Art Buchwald’s first play, Sheep on the Runway, is a cartoon allegory. Flush with military hardware but low on brainpower, a group of bumbling, do-good-ing, fast-talking Americans lead a small, neutral Himalayan nation in Asia into a deadly heap of trouble. The difficulty with themes like this is that a playgoer is not quite sure whether he is experiencing the shock or the drone of recognition. An audience should never know as much as or more about a play than the playwright does.
Since Buchwald never opts to go all out for satire or all out for farce, the play seems to be stalemated in a diplomatic buffer zone between the two. In straight allegories, the characters go by general labels such as the Pilgrim, the Fool, the Saint. In Buchwald’s comic allegory, the characters are similarly walking labels: the Hawk (a syndicated Washington columnist), the Ambassador, the Pentagon Man, the C.I.A. Man, the A.I.D. Man, the Local Prince.

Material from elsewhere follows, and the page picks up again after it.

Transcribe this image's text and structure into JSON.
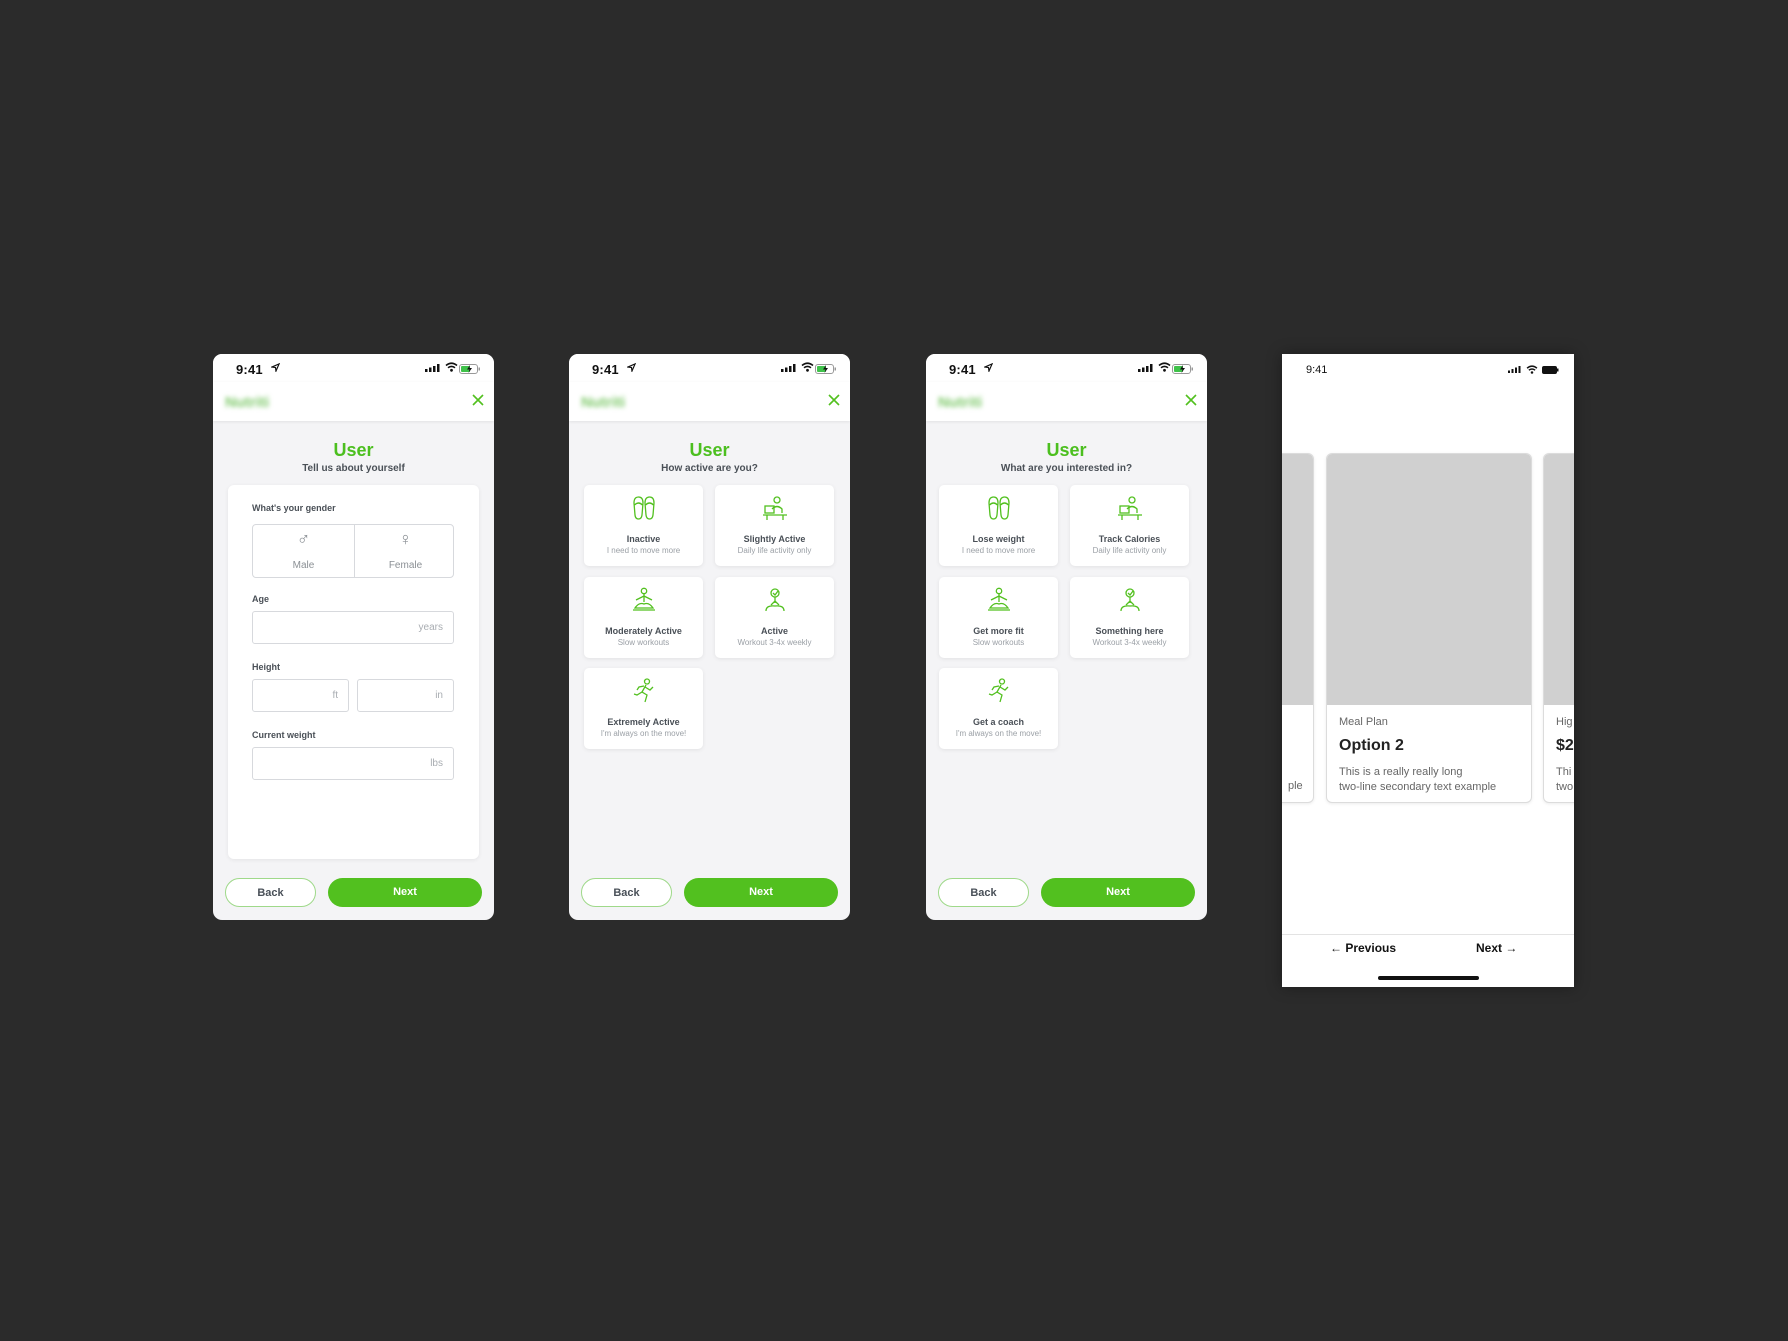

Stereotypes do contain truths, and they serve a playwright well, but only 50% of the way. The other 50% comes from a playwright’s individuation of his characters so that they surprise, confound, delight and involve the audience. That is the 50% that Art Buchwald cannot yet supply in Sheep on the Runway.
What he does supply is a fusillade of laughs. These are not so much punch lines as counterpunch lines. “You are considered an underdeveloped nation by underdeveloped nations,” the Local Prince is told by the Columnist. “Disneyland—that’s our code name for Washington,” explains the Ambassador. Political in-joking is the sport of the evening, but some of it has a kind of frantic blandness about it: “Do you realize that the average age of Chiang Kai-shek’s privates is now 64?”
The cast is uneven, and Director Gene Saks too often seems merely to have urged his actors toward assorted bedlam. Martin Gabel displays a finely arrogant condescension as the Hawk, who can sniff out Communist threats in unpopulated jungles, and David Burns as the Ambassador hilariously exhales his words like a trombone in anguish. A lavish campaign contributor, he storms that Washington doesn’t even know where his post is. That is the play’s problem as well, but the laughs are located at Broadway’s Helen Hayes Theater, and in a dry season they are thirst quenchers.